Lectures and PC exercises designed to prepare students to the utilization of common hydrological tools and codes.

Assessment methods

The learning assessment aims at verifying the achievement of learning objectives, i.e. to know the basic concepts required for

  • identifying the most suitable model in relation to the water problem to be solved;
  • developing mathematical models for simulating the main hydrological processes that control the rainfall-runoff transformation;
  • perform basics flood-risk assessments and modeling. 

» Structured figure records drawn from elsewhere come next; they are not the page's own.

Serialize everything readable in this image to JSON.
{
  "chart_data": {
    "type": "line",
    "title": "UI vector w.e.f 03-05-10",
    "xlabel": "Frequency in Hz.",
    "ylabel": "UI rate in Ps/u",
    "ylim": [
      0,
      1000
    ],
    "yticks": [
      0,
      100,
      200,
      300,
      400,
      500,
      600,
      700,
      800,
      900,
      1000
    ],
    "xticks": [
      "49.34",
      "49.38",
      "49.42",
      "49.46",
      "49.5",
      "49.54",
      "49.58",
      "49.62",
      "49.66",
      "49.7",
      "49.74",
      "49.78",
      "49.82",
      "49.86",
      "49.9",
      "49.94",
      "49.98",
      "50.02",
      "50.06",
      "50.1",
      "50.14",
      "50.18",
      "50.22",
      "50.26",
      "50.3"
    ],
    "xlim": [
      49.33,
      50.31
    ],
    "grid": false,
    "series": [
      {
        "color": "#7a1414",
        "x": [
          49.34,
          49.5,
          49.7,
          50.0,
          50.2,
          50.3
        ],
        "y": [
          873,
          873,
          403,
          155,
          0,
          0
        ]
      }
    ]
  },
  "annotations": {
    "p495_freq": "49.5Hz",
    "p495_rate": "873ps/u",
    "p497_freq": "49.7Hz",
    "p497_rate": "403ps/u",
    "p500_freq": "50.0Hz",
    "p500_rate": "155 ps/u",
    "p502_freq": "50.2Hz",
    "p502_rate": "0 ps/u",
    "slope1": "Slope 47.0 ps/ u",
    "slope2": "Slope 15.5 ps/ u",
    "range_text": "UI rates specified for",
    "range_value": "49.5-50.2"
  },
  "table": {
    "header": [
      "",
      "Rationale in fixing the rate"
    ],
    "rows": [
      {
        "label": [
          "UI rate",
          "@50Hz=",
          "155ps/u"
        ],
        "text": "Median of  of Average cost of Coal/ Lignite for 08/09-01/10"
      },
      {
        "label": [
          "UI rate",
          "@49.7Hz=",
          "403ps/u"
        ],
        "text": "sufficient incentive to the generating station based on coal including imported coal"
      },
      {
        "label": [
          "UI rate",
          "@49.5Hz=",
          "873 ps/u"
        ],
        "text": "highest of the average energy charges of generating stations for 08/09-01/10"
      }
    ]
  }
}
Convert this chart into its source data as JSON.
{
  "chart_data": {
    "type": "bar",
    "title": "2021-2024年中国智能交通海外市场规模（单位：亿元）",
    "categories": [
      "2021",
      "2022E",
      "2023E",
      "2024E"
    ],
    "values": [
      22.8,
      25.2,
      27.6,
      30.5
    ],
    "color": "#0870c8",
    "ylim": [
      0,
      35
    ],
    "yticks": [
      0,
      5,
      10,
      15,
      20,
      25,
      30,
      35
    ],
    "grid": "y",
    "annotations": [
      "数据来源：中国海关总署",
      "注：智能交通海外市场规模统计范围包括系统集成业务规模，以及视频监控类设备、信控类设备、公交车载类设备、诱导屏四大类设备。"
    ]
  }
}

The final exam consists of an oral examination focusing on the theoretical topics covered during classes and practical exercises carried out at the computer (registration to the test at https://almaesami.unibo.it).


Teaching tools

The theory illustrated during classes is supported by practical activities (i.e. computer programming and use of specific software) to be carried out under the supervision of Professor and completed independently. All applications will use cross-platform Free and Open-Source Software (FOSS), that can be installed on all major operating systems.

Handouts on the topics covered in the course, exercises and their draft solutions in R scripts (The R Project for Statistical Computing) are published in the collection AMS Campus - AlmaDL University of Bologna only for registered students and during the classes.